Sorry to be late, cleanup during the holidays.

On 2016/12/15 10:57, Matthew Kerwin wrote:

> ​I have should noted here that Ruby uses this \u{N...} syntax, including
> the lower limit of one hexadecimal digit.  This is a valid string literal
> in Ruby:
>
> "\u{df}\u{9}\u{1f602}"​

Not only that, but Ruby allows \uABCD in case there are exactly 4 hex 
digits. Also, you can write the above as \u{df 9 1f602}, too. Ruby puts 
writers' and readers' convenience above other concerns, but this doesn't 
mean that we can't use it.


> ​There is precedent, although I'm not sure if it's a good precedent: the
> "content" attribute in CSS uses:
>
>     %5c 1*6HEXDIGIT
>
> ...which is both undelimited (which I oppose) and without an explicit
> hexadecimal indicator (about which I'm mostly ambivalent.)​

Yes. That lead to some of the stuff in 
https://www.w3.org/TR/charmod/#sec-Escaping, in particular 
https://www.w3.org/TR/charmod/#C044.


As for the \u'ABCD' recommendation in 
https://tools.ietf.org/html/rfc5137#section-5.1:

On 2016/12/14 19:38, Alexey Melnikov wrote:
 > On 14/12/2016 10:21, Julian Reschke wrote:

 >> Has this ever been used in a protocol?

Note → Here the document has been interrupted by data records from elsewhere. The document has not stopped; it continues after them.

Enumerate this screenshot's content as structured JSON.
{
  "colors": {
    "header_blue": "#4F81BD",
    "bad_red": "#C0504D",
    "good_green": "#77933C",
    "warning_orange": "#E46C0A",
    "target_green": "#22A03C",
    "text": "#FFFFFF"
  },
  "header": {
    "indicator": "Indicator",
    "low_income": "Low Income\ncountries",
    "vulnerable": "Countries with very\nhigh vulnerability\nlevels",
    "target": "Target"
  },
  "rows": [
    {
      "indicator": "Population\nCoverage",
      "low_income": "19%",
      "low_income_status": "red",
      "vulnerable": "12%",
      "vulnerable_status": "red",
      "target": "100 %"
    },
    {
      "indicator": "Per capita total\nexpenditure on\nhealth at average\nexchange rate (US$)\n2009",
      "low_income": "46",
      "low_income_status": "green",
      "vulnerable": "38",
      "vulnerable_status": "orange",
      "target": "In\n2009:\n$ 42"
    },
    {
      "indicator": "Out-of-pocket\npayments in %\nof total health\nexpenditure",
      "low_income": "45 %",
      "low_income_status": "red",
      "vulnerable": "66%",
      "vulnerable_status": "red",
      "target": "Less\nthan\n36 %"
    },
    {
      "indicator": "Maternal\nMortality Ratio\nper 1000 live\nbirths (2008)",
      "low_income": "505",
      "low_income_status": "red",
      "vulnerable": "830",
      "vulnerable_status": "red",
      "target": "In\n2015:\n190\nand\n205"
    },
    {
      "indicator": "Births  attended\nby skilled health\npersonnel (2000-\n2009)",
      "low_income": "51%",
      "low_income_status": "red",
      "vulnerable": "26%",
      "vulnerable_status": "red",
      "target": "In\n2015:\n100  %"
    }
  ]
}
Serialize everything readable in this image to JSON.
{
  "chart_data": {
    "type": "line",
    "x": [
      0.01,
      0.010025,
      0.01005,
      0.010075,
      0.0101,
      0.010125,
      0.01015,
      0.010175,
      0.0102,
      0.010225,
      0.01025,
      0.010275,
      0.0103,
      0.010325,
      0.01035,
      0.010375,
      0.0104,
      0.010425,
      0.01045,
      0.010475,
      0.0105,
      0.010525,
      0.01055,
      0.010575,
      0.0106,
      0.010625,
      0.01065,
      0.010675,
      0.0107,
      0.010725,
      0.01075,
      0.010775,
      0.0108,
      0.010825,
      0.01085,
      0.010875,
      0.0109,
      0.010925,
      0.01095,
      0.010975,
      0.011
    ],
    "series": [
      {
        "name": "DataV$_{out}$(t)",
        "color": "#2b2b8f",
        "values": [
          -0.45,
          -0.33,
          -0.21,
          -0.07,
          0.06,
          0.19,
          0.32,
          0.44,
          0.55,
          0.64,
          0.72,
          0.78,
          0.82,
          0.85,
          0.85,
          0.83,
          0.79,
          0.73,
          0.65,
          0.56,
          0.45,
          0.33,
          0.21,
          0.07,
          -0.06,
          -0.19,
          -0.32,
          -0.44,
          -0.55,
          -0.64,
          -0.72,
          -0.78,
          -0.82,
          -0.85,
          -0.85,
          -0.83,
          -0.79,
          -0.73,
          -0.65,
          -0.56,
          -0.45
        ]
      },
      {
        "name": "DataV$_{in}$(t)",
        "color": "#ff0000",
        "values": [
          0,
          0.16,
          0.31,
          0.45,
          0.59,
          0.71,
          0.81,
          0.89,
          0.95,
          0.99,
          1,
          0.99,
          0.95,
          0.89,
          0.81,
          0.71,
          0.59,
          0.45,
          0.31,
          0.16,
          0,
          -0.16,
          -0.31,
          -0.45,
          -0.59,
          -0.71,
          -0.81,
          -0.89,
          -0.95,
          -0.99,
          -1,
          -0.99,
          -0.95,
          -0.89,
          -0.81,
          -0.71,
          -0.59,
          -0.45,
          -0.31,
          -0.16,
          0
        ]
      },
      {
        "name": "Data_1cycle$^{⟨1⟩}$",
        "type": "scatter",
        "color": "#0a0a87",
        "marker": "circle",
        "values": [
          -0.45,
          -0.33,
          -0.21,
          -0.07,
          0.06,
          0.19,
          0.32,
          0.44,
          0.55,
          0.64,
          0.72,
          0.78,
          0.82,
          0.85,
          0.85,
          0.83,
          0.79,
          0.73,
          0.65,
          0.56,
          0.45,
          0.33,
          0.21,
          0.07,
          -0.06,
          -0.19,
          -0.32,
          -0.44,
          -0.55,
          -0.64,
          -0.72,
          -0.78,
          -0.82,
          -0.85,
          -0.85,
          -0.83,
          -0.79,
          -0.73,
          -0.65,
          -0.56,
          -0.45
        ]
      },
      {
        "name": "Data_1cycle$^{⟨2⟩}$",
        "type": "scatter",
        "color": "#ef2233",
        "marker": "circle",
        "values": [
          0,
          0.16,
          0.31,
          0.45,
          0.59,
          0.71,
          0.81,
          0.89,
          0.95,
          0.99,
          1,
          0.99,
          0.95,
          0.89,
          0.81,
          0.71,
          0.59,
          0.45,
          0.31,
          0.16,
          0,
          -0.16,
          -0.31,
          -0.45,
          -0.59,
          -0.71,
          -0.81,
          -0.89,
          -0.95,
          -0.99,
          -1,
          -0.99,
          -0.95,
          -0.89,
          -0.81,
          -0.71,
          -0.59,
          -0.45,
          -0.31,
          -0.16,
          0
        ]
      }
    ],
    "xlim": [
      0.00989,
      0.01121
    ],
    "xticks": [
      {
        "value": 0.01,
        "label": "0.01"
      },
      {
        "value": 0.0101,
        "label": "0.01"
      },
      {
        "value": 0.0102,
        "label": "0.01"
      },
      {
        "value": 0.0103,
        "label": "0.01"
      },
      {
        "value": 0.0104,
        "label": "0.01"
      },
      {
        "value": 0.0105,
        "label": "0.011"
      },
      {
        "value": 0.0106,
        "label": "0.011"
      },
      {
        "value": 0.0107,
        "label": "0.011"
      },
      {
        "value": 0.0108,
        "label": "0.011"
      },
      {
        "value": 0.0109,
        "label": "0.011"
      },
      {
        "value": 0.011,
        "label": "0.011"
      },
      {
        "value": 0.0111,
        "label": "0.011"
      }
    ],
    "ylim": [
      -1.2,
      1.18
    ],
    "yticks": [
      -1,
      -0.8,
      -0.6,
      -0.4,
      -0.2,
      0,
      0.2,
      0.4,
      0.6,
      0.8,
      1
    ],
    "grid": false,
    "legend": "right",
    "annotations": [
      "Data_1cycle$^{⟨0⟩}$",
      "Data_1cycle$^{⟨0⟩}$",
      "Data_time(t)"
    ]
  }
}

I think this is a very good question. RFC 5137 doesn't even give a full 
example of its very own notation. Also, I don't think \u'ABCD' existed 
before RFC 5137. It smells quite a bit of https://xkcd.com/927/ (but I 
may be wrong, and of course, this area is prone for such phenomena).

 > Some:
 > https://datatracker.ietf.org/doc/rfc5137/referencedby/

That record is very sparse.

 > This was also extensively used in other RFCs without referencing the BCP.

Pointers, please.


Regards,   Martin.

Received on Wednesday, 4 January 2017 02:53:14 UTC